The results in Table 4 clearly demonstrate that SD Loss outperforms the other loss functions, particularly in the crucial metric of Average Precision for small objects (AP_small). This provides strong, empirical evidence that our method effectively addresses the challenge of scale-dependent localization instability, which was its primary design goal. We have also added a detailed analysis of these results in the text following Table 4.

  1. Clarification of the "Optimization Process":
    To resolve any ambiguity regarding the term "optimization," we have added a clarifying statement in the "3.2.5. Scale-Decoupled Loss (SD Loss)" section. We now explicitly state that "optimization" in this context refers to the optimization of the model training process, where the SD Loss function itself serves as an advanced strategy.
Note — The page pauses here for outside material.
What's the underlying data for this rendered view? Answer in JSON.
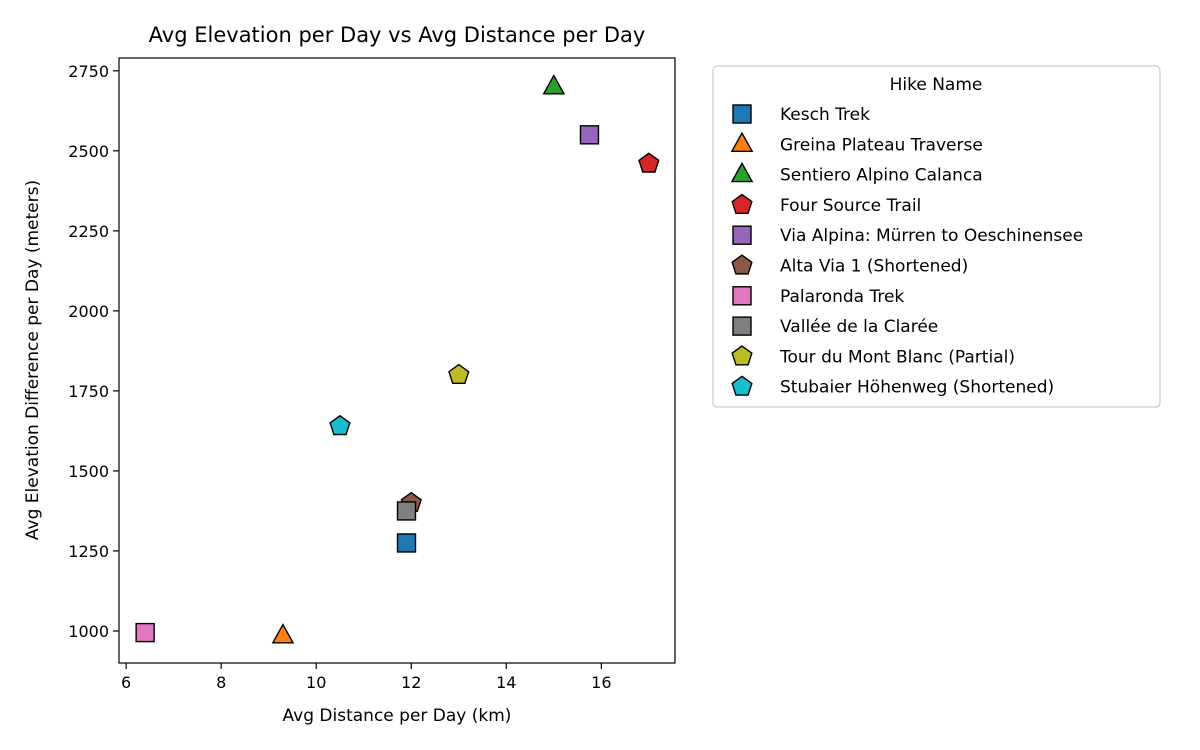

We clarify that the parameters being optimized are the model's weights, and the criterion is the minimization of the total loss, guided by the scale-aware weighting mechanism of SD Loss.

 

Question 5: In addition to the comparisons given in Table 1, you need to provide images that will show your advantage.

Response 5: Thank you for this excellent suggestion. We completely agree that visual evidence is crucial for demonstrating the practical advantages of our proposed PPA-MC-YOLO model, going beyond the quantitative metrics presented in Table 1. A qualitative comparison effectively illustrates how our model overcomes specific, challenging detection scenarios where the baseline model falters.

To address your comment, we have included a dedicated section for visual analysis in our revised manuscript. Specifically:

A New Figure (Figure 6): We have presented a figure that provides a direct, side-by-side comparison between our PPA-MC-YOLO and the baseline YOLOv12. This figure showcases four carefully selected, challenging scenarios that are common in real-world agriculture:

Small and dense targets.

Concealed targets in complex backgrounds.

The co-existence of multi-scale targets.

The discrimination of visually similar (confusing) disease classes.

A Detailed Analysis Section (Section 4.4): We have provided a detailed, qualitative analysis to accompany Figure 6. In this section, we break down the visual results for each scenario, explaining precisely why our model performs better and linking these improvements directly back to our proposed innovations (the PPA module, MCAttn, and FDConv).

 

Question 6: References need to be supplemented and expanded.

Response 6: Thank you for this important feedback. We have already begun a comprehensive review of our references. We will supplement and expand our reference list with additional relevant and up-to-date publications, ensuring that our work is well-contextualized within the current state of the art in deep learning for agricultural applications.

 

Author Response File: Author Response.pdf

Round 2

Reviewer 1 Report

Comments and Suggestions for Authors

Authors have addressed all the queries asked and incorporated in the manuscript

Reviewer 4 Report

Comments and Suggestions for Authors

I am almost satisfied with the answers to my concerns. The changes and additions made have significantly improved the perception of the results obtained. Recently, random point processes have been effectively used to predict plant disease, for example, R. Kosarevych, 2023 (doi.org/10.3390/rs15163941). I think this can be mentioned in the final version of the article.